Student Grateful for Support in Challenging Time
By Eric Breier
Kiya Pasley is grateful for the support she has received during the COVID-19 pandemic – both financial and from her professors at Cal State San Marcos.
In fact, Pasley may not have learned about some of the financial assistance available were it not for her women’s, gender and sexuality studies professor, Kit-Bacon Gressitt.
“She has been amazing,” Pasley said. “She kept us updated the entire time. In class, she said, ‘I'll send you emails, and I'll just keep you updated on what I know.’ She's the one who sent most of the resources, just different links you could check out for things like mental health resources, all kinds of stuff. And it really helped.”
Pasley, who transferred to CSUSM from MiraCosta College last fall, received financial assistance through the Coronavirus Aid, Relief and Economic Security (CARES) Act and also the ASI Student Emergency Fund. Students have also found help through CSUSM’s Student Relief Fund.
The money provided some much-needed financial relief for Pasley, who lost her job working at the child development center at MiraCosta, which temporarily had to close because of the pandemic. Although the center is reopening, regulations from the state and the Centers for Disease Control and Prevention mean fewer children allowed in classes, eliminating the need for Pasley’s position at this time.
Though Pasley’s husband has been able to continue his job as a security guard, it has been difficult relying on one income. The extra money Pasley received through the CARES Act and Student Emergency Fund has been used to pay bills, but she said it remains a challenge to buy groceries and keep up with new incoming bills.
“I am hoping when my financial aid kicks in in August that we can make it stretch until January of next year,” she said.
Pasley has been searching for a new job using Handshake, which is available through CSUSM’s Career Center to assist students, in addition to checking other job websites.
“I like Handshake because it doesn't just tell you a grocery story is hiring a cashier,” she said. “It’s jobs that are more in your field of study.”

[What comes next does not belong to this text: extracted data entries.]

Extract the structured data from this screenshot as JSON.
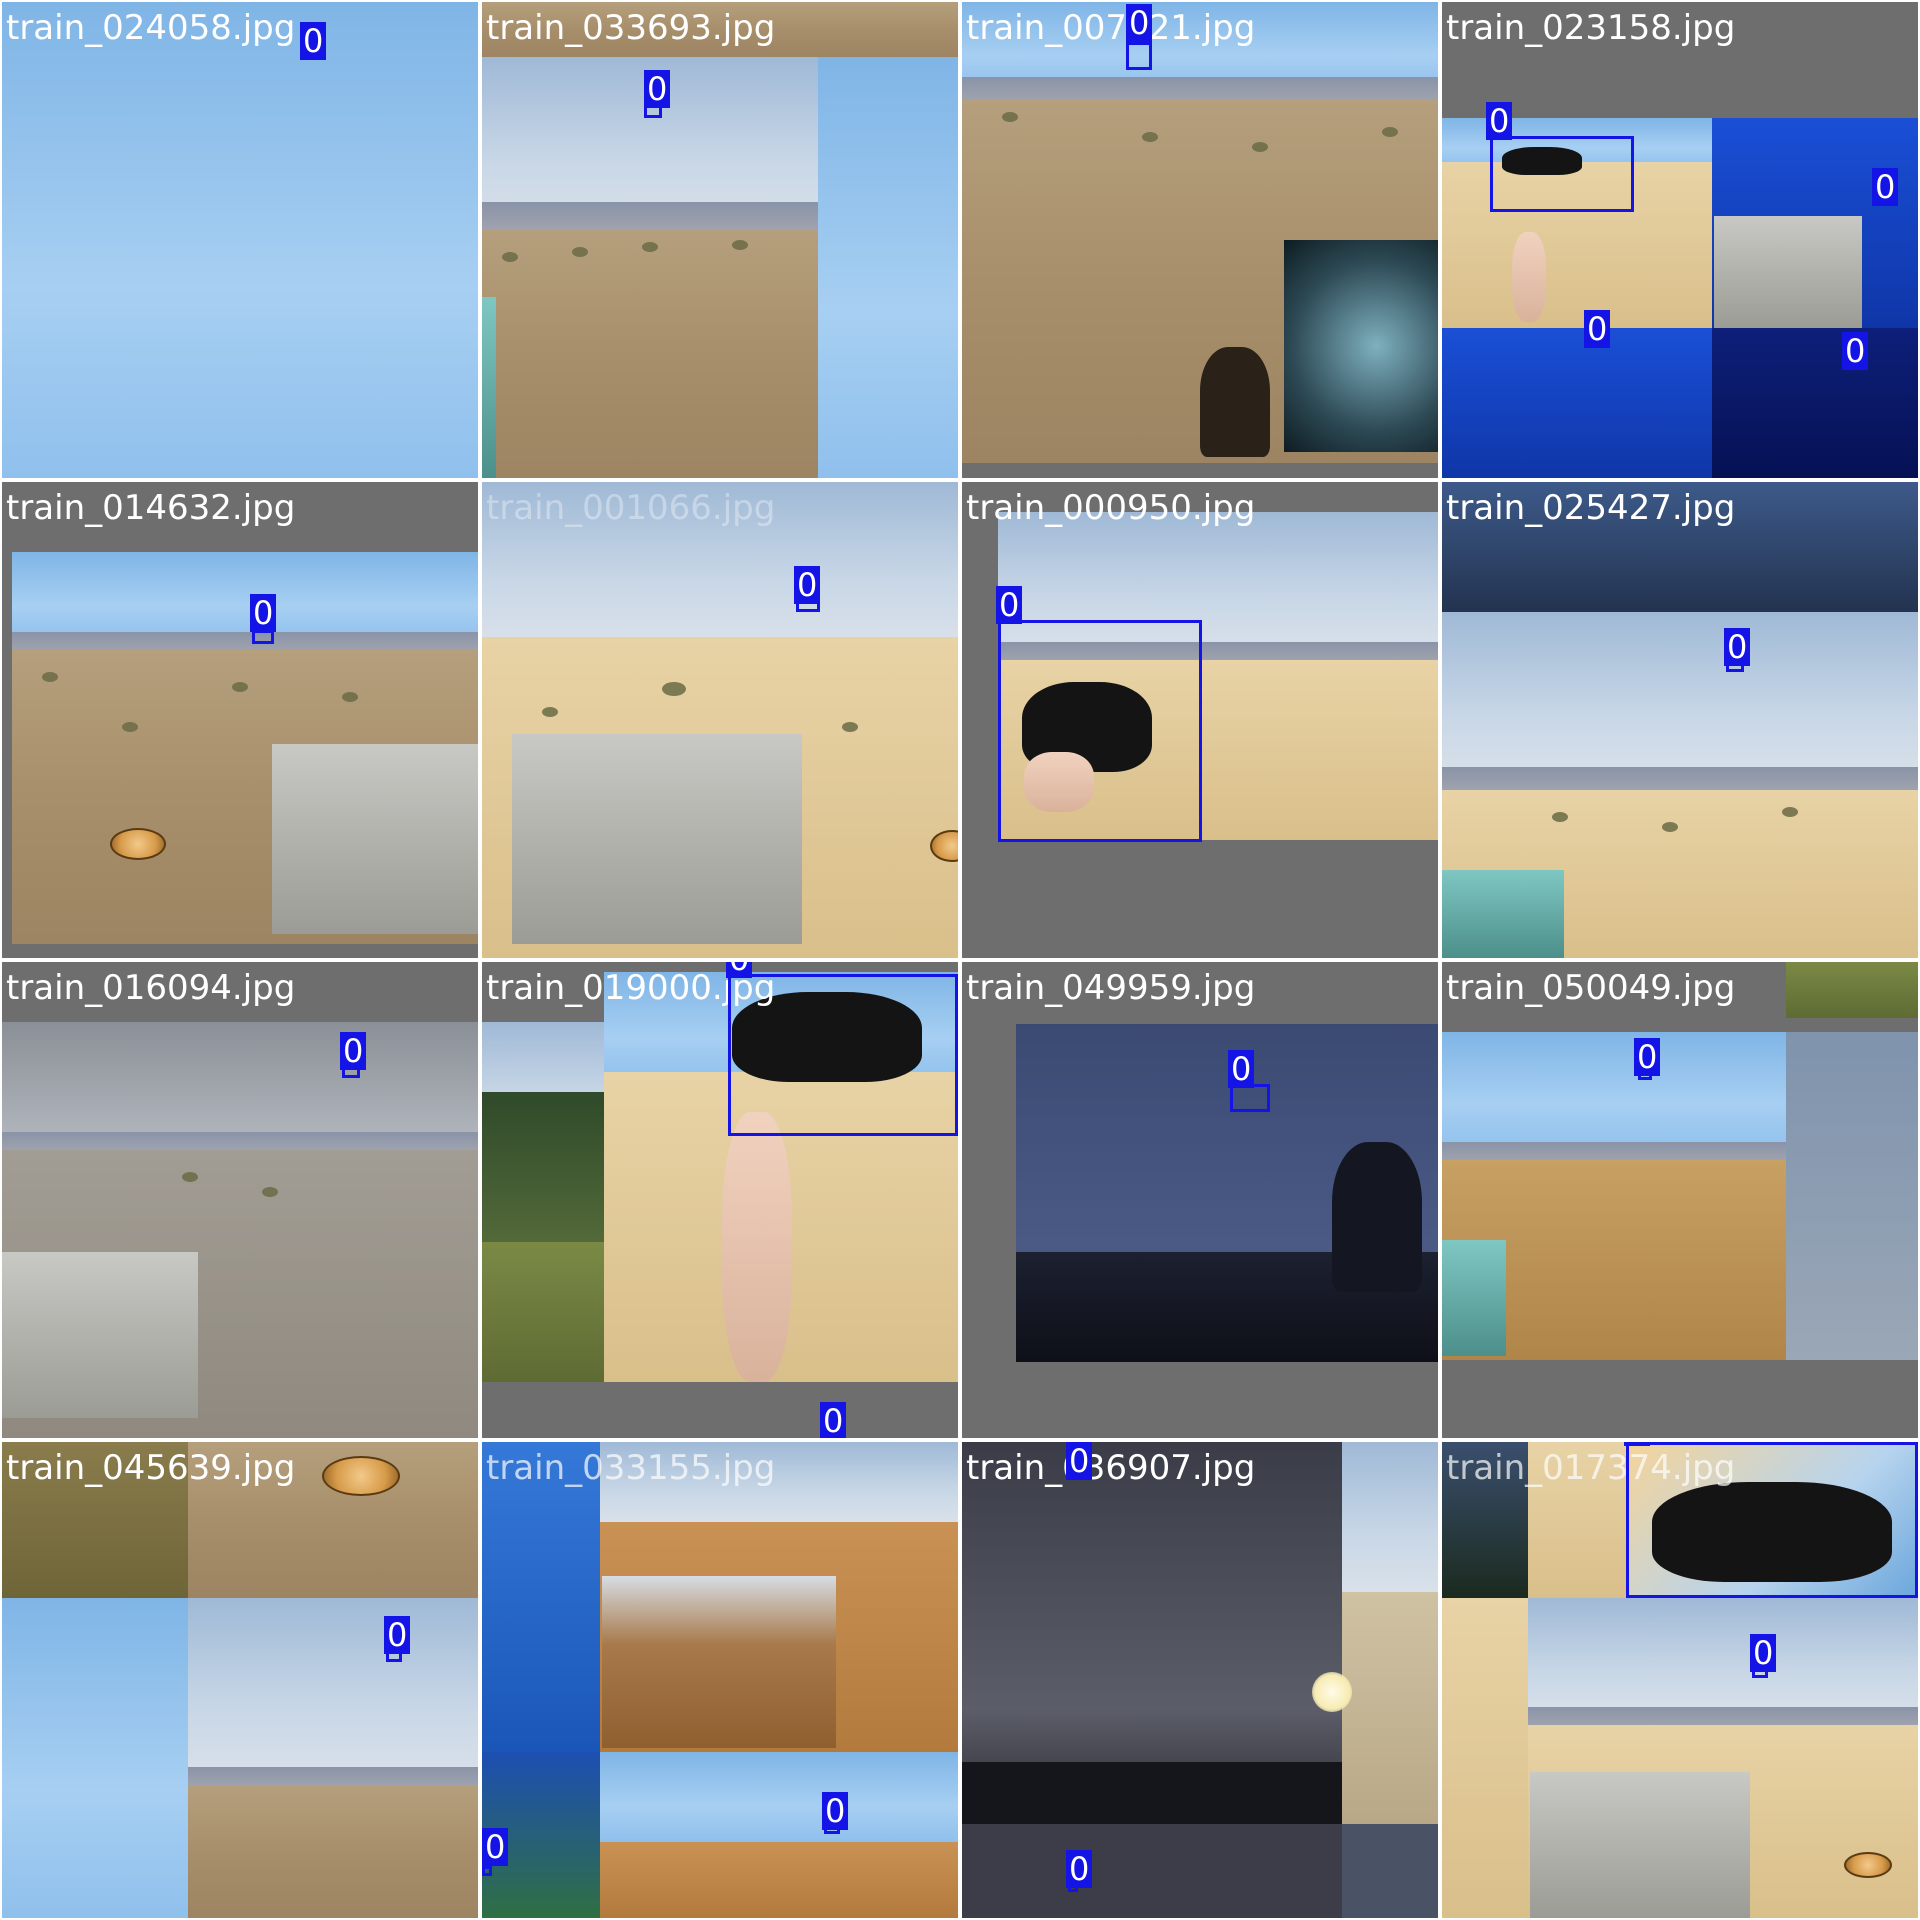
{
  "mosaic": {
    "tiles": [
      {
        "filename": "train_024058.jpg"
      },
      {
        "filename": "train_033693.jpg"
      },
      {
        "filename": "train_007021.jpg"
      },
      {
        "filename": "train_023158.jpg"
      },
      {
        "filename": "train_014632.jpg"
      },
      {
        "filename": "train_001066.jpg"
      },
      {
        "filename": "train_000950.jpg"
      },
      {
        "filename": "train_025427.jpg"
      },
      {
        "filename": "train_016094.jpg"
      },
      {
        "filename": "train_019000.jpg"
      },
      {
        "filename": "train_049959.jpg"
      },
      {
        "filename": "train_050049.jpg"
      },
      {
        "filename": "train_045639.jpg"
      },
      {
        "filename": "train_033155.jpg"
      },
      {
        "filename": "train_036907.jpg"
      },
      {
        "filename": "train_017374.jpg"
      }
    ],
    "class_label": "0",
    "box_color": "#1414e6"
  }
}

For Pasley, that means something related to her child and adolescent development major. After earning her bachelor’s, she plans to pursue a master’s in social work with a goal of becoming an art therapist for middle school children.
As she continues her job search, Pasley is keeping busy by starting a podcast with two close friends. Called “Mmk,” the podcast will soon be available on PodBean (they’re in the process of editing episodes) and features the trio discussing topics related to being a millennial in your early 30s.
Pasley is also gearing up for her second year at CSUSM this fall. She said her professors made the transition to virtual learning as smooth as possible during the spring. After becoming accustomed to studying in the library, the biggest adjustment was finding a quiet place at home to study because she and her husband live with his 92-year-old grandmother, who is battling dementia.
But Pasley remains upbeat despite the challenges.
“I'm sure other people have way more hardships than that,” she said. “So I can deal.”